Human Rights and Neoliberalism

Ever since the PNC government signed on to the IMF Structural Adjustment Program in 1989, we have been enmeshed in a neoliberal paradigm that has become “common sense”. However, with its failure in the US that promulgated it as the “Washington Consensus” and their willingness to make fundamental changes in some of its premises, it behooves us to rethink the bequeathed model. The following is one critique based on human rights by Iona Cable of the London School of Economics.
“The human rights framework is heralded as an emancipatory apparatus to promote equality, peace, and representation, based on the assumption that all humans have certain unalienable rights by virtue of being born. Belief in the inherent goodness of human rights has preserved the notion that this framework exists in a celestial vacuum, unsullied by global hierarchies. On the contrary, rights are deeply embedded in power structures, and the perception that they are neutral disguises their role in the perpetuation of injustice. Human rights language has been used to globally disseminate neoliberal economic policies which maintain inequality, forcing postcolonial states into the global market and prohibiting development. Can human rights be redeemed?
Neoliberalism holds that the global competitive market would be the most effective method to ensure international economic harmony, and therefore the role of government was confined to creating and defending markets. There is an emphasis on individual responsibility based on the belief that if everyone has unimpeded access to the market, everyone would benefit equally from it. These neoliberal ideas spread through the West and became the central principle of political and economic government.

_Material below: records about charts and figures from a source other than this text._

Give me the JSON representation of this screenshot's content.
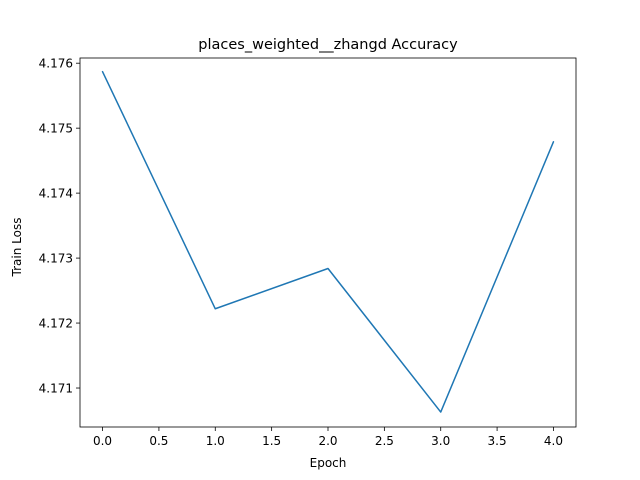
{
  "chart_data": {
    "type": "line",
    "title": "places_weighted__zhangd Accuracy",
    "xlabel": "Epoch",
    "ylabel": "Train Loss",
    "xlim": [
      -0.2,
      4.2
    ],
    "ylim": [
      4.1704,
      4.17608
    ],
    "xticks": [
      0.0,
      0.5,
      1.0,
      1.5,
      2.0,
      2.5,
      3.0,
      3.5,
      4.0
    ],
    "xtick_labels": [
      "0.0",
      "0.5",
      "1.0",
      "1.5",
      "2.0",
      "2.5",
      "3.0",
      "3.5",
      "4.0"
    ],
    "yticks": [
      4.171,
      4.172,
      4.173,
      4.174,
      4.175,
      4.176
    ],
    "ytick_labels": [
      "4.171",
      "4.172",
      "4.173",
      "4.174",
      "4.175",
      "4.176"
    ],
    "grid": false,
    "series": [
      {
        "color": "#1f77b4",
        "x": [
          0,
          1,
          2,
          3,
          4
        ],
        "y": [
          4.17587,
          4.17222,
          4.17284,
          4.17063,
          4.17479
        ]
      }
    ]
  }
}
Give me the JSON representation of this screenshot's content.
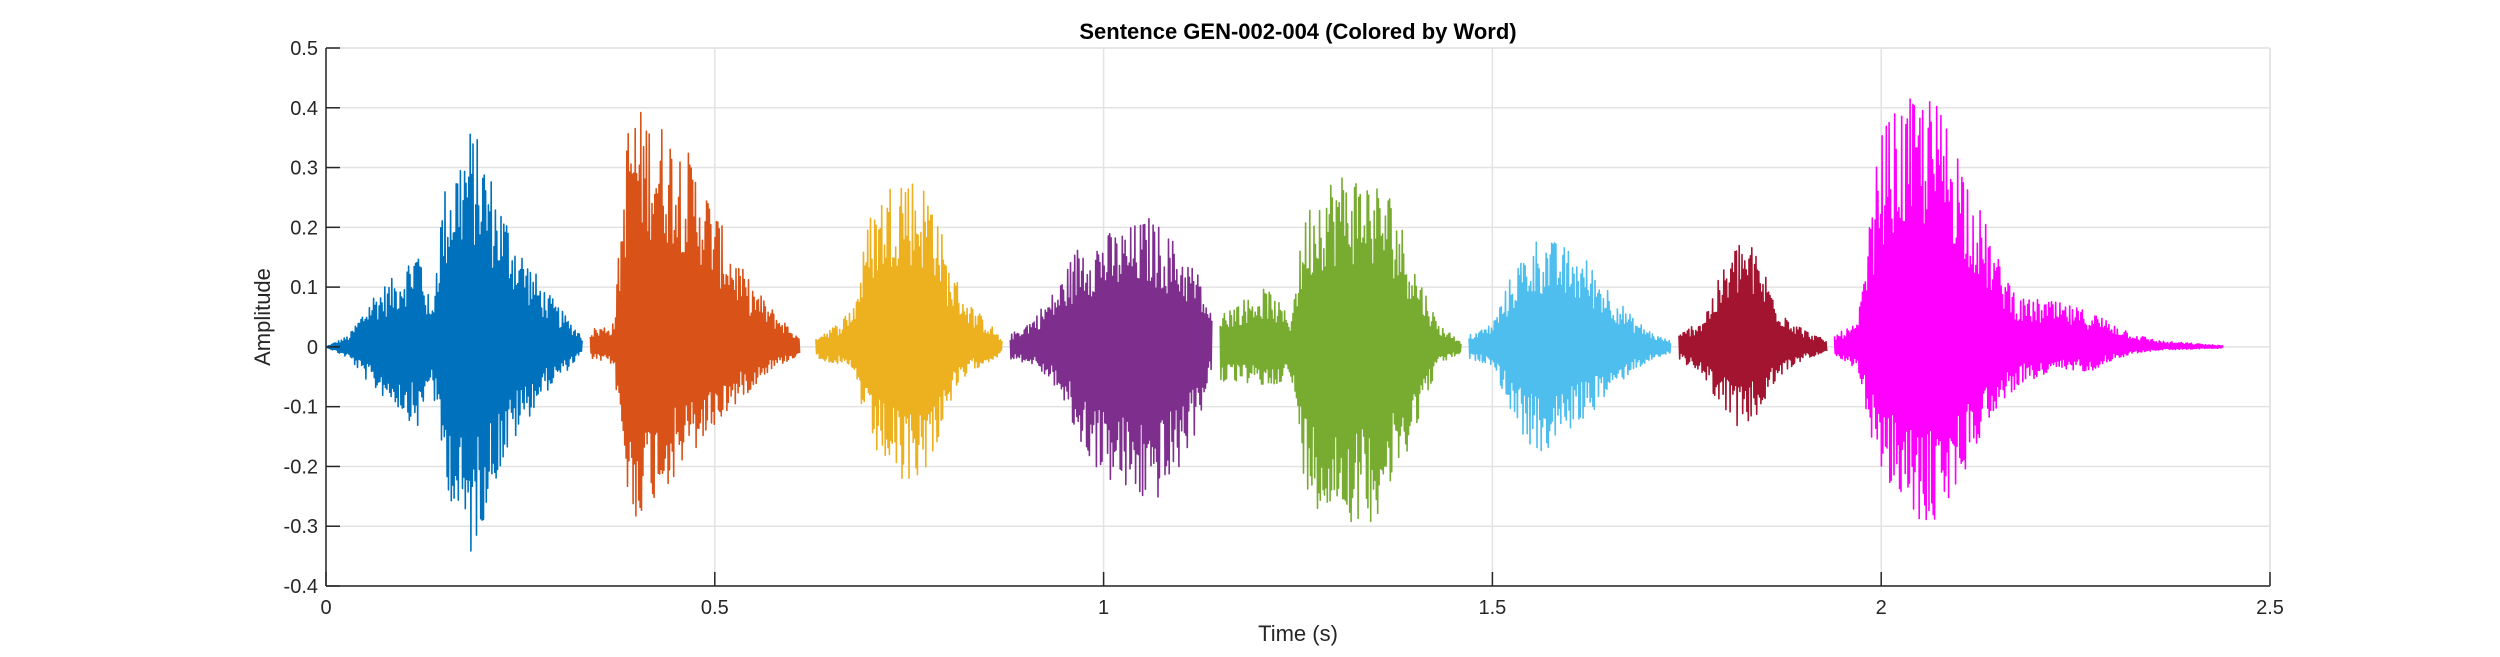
{
  "chart_data": {
    "type": "line",
    "title": "Sentence GEN-002-004 (Colored by Word)",
    "xlabel": "Time (s)",
    "ylabel": "Amplitude",
    "xlim": [
      0,
      2.5
    ],
    "ylim": [
      -0.4,
      0.5
    ],
    "xticks": [
      0,
      0.5,
      1,
      1.5,
      2,
      2.5
    ],
    "xtick_labels": [
      "0",
      "0.5",
      "1",
      "1.5",
      "2",
      "2.5"
    ],
    "yticks": [
      0.5,
      0.4,
      0.3,
      0.2,
      0.1,
      0,
      -0.1,
      -0.2,
      -0.3,
      -0.4
    ],
    "ytick_labels": [
      "0.5",
      "0.4",
      "0.3",
      "0.2",
      "0.1",
      "0",
      "-0.1",
      "-0.2",
      "-0.3",
      "-0.4"
    ],
    "grid": true,
    "series": [
      {
        "color": "#0072BD",
        "segments": [
          {
            "start": 0.0,
            "end": 0.33,
            "envelope": [
              [
                0.0,
                0.0,
                0.0
              ],
              [
                0.03,
                0.02,
                -0.02
              ],
              [
                0.06,
                0.09,
                -0.07
              ],
              [
                0.09,
                0.12,
                -0.1
              ],
              [
                0.12,
                0.18,
                -0.14
              ],
              [
                0.135,
                0.06,
                -0.05
              ],
              [
                0.15,
                0.26,
                -0.2
              ],
              [
                0.17,
                0.33,
                -0.31
              ],
              [
                0.185,
                0.37,
                -0.36
              ],
              [
                0.2,
                0.34,
                -0.3
              ],
              [
                0.22,
                0.26,
                -0.22
              ],
              [
                0.25,
                0.17,
                -0.14
              ],
              [
                0.28,
                0.1,
                -0.08
              ],
              [
                0.31,
                0.05,
                -0.04
              ],
              [
                0.33,
                0.02,
                -0.01
              ]
            ]
          }
        ]
      },
      {
        "color": "#D95319",
        "segments": [
          {
            "start": 0.34,
            "end": 0.61,
            "envelope": [
              [
                0.34,
                0.03,
                -0.02
              ],
              [
                0.37,
                0.04,
                -0.03
              ],
              [
                0.39,
                0.41,
                -0.3
              ],
              [
                0.42,
                0.39,
                -0.26
              ],
              [
                0.45,
                0.36,
                -0.22
              ],
              [
                0.48,
                0.3,
                -0.17
              ],
              [
                0.51,
                0.2,
                -0.12
              ],
              [
                0.54,
                0.12,
                -0.08
              ],
              [
                0.57,
                0.07,
                -0.04
              ],
              [
                0.6,
                0.03,
                -0.02
              ],
              [
                0.61,
                0.01,
                -0.01
              ]
            ]
          }
        ]
      },
      {
        "color": "#EDB120",
        "segments": [
          {
            "start": 0.63,
            "end": 0.87,
            "envelope": [
              [
                0.63,
                0.02,
                -0.02
              ],
              [
                0.66,
                0.04,
                -0.03
              ],
              [
                0.68,
                0.08,
                -0.05
              ],
              [
                0.7,
                0.23,
                -0.17
              ],
              [
                0.72,
                0.27,
                -0.2
              ],
              [
                0.74,
                0.31,
                -0.24
              ],
              [
                0.76,
                0.28,
                -0.22
              ],
              [
                0.78,
                0.27,
                -0.19
              ],
              [
                0.8,
                0.14,
                -0.1
              ],
              [
                0.83,
                0.07,
                -0.04
              ],
              [
                0.86,
                0.03,
                -0.02
              ],
              [
                0.87,
                0.01,
                -0.01
              ]
            ]
          }
        ]
      },
      {
        "color": "#7E2F8E",
        "segments": [
          {
            "start": 0.88,
            "end": 1.14,
            "envelope": [
              [
                0.88,
                0.02,
                -0.02
              ],
              [
                0.91,
                0.05,
                -0.03
              ],
              [
                0.94,
                0.1,
                -0.07
              ],
              [
                0.97,
                0.18,
                -0.17
              ],
              [
                1.0,
                0.19,
                -0.22
              ],
              [
                1.03,
                0.2,
                -0.25
              ],
              [
                1.06,
                0.22,
                -0.27
              ],
              [
                1.09,
                0.18,
                -0.23
              ],
              [
                1.12,
                0.13,
                -0.14
              ],
              [
                1.14,
                0.05,
                -0.03
              ]
            ]
          }
        ]
      },
      {
        "color": "#77AC30",
        "segments": [
          {
            "start": 1.15,
            "end": 1.46,
            "envelope": [
              [
                1.15,
                0.06,
                -0.06
              ],
              [
                1.18,
                0.08,
                -0.06
              ],
              [
                1.21,
                0.1,
                -0.07
              ],
              [
                1.24,
                0.05,
                -0.05
              ],
              [
                1.26,
                0.23,
                -0.24
              ],
              [
                1.28,
                0.28,
                -0.28
              ],
              [
                1.31,
                0.3,
                -0.29
              ],
              [
                1.34,
                0.29,
                -0.3
              ],
              [
                1.37,
                0.26,
                -0.25
              ],
              [
                1.4,
                0.14,
                -0.14
              ],
              [
                1.43,
                0.04,
                -0.03
              ],
              [
                1.46,
                0.01,
                -0.01
              ]
            ]
          }
        ]
      },
      {
        "color": "#4DBEEE",
        "segments": [
          {
            "start": 1.47,
            "end": 1.73,
            "envelope": [
              [
                1.47,
                0.02,
                -0.02
              ],
              [
                1.5,
                0.04,
                -0.03
              ],
              [
                1.53,
                0.14,
                -0.13
              ],
              [
                1.56,
                0.19,
                -0.19
              ],
              [
                1.59,
                0.17,
                -0.15
              ],
              [
                1.62,
                0.15,
                -0.12
              ],
              [
                1.65,
                0.1,
                -0.08
              ],
              [
                1.68,
                0.05,
                -0.04
              ],
              [
                1.71,
                0.02,
                -0.02
              ],
              [
                1.73,
                0.01,
                -0.01
              ]
            ]
          }
        ]
      },
      {
        "color": "#A2142F",
        "segments": [
          {
            "start": 1.74,
            "end": 1.93,
            "envelope": [
              [
                1.74,
                0.02,
                -0.02
              ],
              [
                1.77,
                0.05,
                -0.05
              ],
              [
                1.8,
                0.14,
                -0.11
              ],
              [
                1.82,
                0.19,
                -0.14
              ],
              [
                1.84,
                0.16,
                -0.12
              ],
              [
                1.87,
                0.07,
                -0.05
              ],
              [
                1.9,
                0.03,
                -0.02
              ],
              [
                1.93,
                0.01,
                -0.01
              ]
            ]
          }
        ]
      },
      {
        "color": "#FF00FF",
        "segments": [
          {
            "start": 1.94,
            "end": 2.44,
            "envelope": [
              [
                1.94,
                0.02,
                -0.02
              ],
              [
                1.97,
                0.04,
                -0.04
              ],
              [
                2.0,
                0.37,
                -0.23
              ],
              [
                2.03,
                0.41,
                -0.27
              ],
              [
                2.06,
                0.43,
                -0.31
              ],
              [
                2.09,
                0.38,
                -0.26
              ],
              [
                2.12,
                0.26,
                -0.17
              ],
              [
                2.15,
                0.15,
                -0.1
              ],
              [
                2.18,
                0.08,
                -0.06
              ],
              [
                2.21,
                0.08,
                -0.05
              ],
              [
                2.24,
                0.07,
                -0.04
              ],
              [
                2.27,
                0.06,
                -0.04
              ],
              [
                2.3,
                0.04,
                -0.02
              ],
              [
                2.33,
                0.02,
                -0.01
              ],
              [
                2.36,
                0.01,
                -0.005
              ],
              [
                2.44,
                0.002,
                -0.002
              ]
            ]
          }
        ]
      }
    ]
  }
}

The human rights framework emerged following the Second World War, with the creation of the UN and the signing of the 1948 Universal Declaration of Human Rights (UDHR), and is based on principles such as freedom, equality, and peace. Neoliberals, predominantly Western leaders and economists, were wary of this framework, as they viewed it as a potential threat to the global economic order. Hayek criticised the UDHR for including social and economic rights, arguing that no declaration of rights should guarantee a standard of material welfare. Historian Quinn Slobodian suggests that, “rather than reject human rights outright, the neoliberal tendency has been to undermine social democratic interpretations of human rights and international law while simultaneously co-opting them to cover clearly capitalist prerogatives”.
This co-option of rights was particularly pervasive during the period of decolonisation, when many states were emerging from colonial domination, and had been economically bankrupted by their rulers. Neoliberals saw the potential for postcolonial states to employ the framework of human rights to pursue economic equality and redistribution of resources, and they sought to create a global economic order that would curtail these demands. They reformed certain rights to fit their agenda; for example, the right to economic equality was construed as the right to preserve unequal wealth in the face of demands for redistribution. As political theorist Jessica Whyte argues in her book “The Morals of the Market: Human Rights and the Rise of Neoliberalism”: “The language of human rights offered them a means to legitimise transformative interventions and subject postcolonial states to universal standards aimed at protecting the international market.” The expansion of the human rights regime internationally has assisted in globalising this economic system, in which some states continue to benefit from the exploitation of others.
The global dissemination of neoliberal values is also prevalent in the sphere of development and foreign aid. The World Bank and International Monetary Fund (IMF) promoted “Structural Adjustment Programs” (SAPs) from the early 1980s, purportedly with the goal of promoting stability and economic growth. Through the SAPs, countries receiving foreign aid from the World Bank and the IMF were required to minimise the role of the state, privatise state enterprises, and implement fiscal austerity and trade liberalisation. Receipt of foreign aid was therefore dependent on the introduction of neoliberal economic policies that benefitted rich countries and further bankrupted poorer nations, forcing those countries to become reliant on imports from abroad and thus perpetuating poverty and dependency.”
Guyana now has the wherewithal to extricate itself from this “matrix”.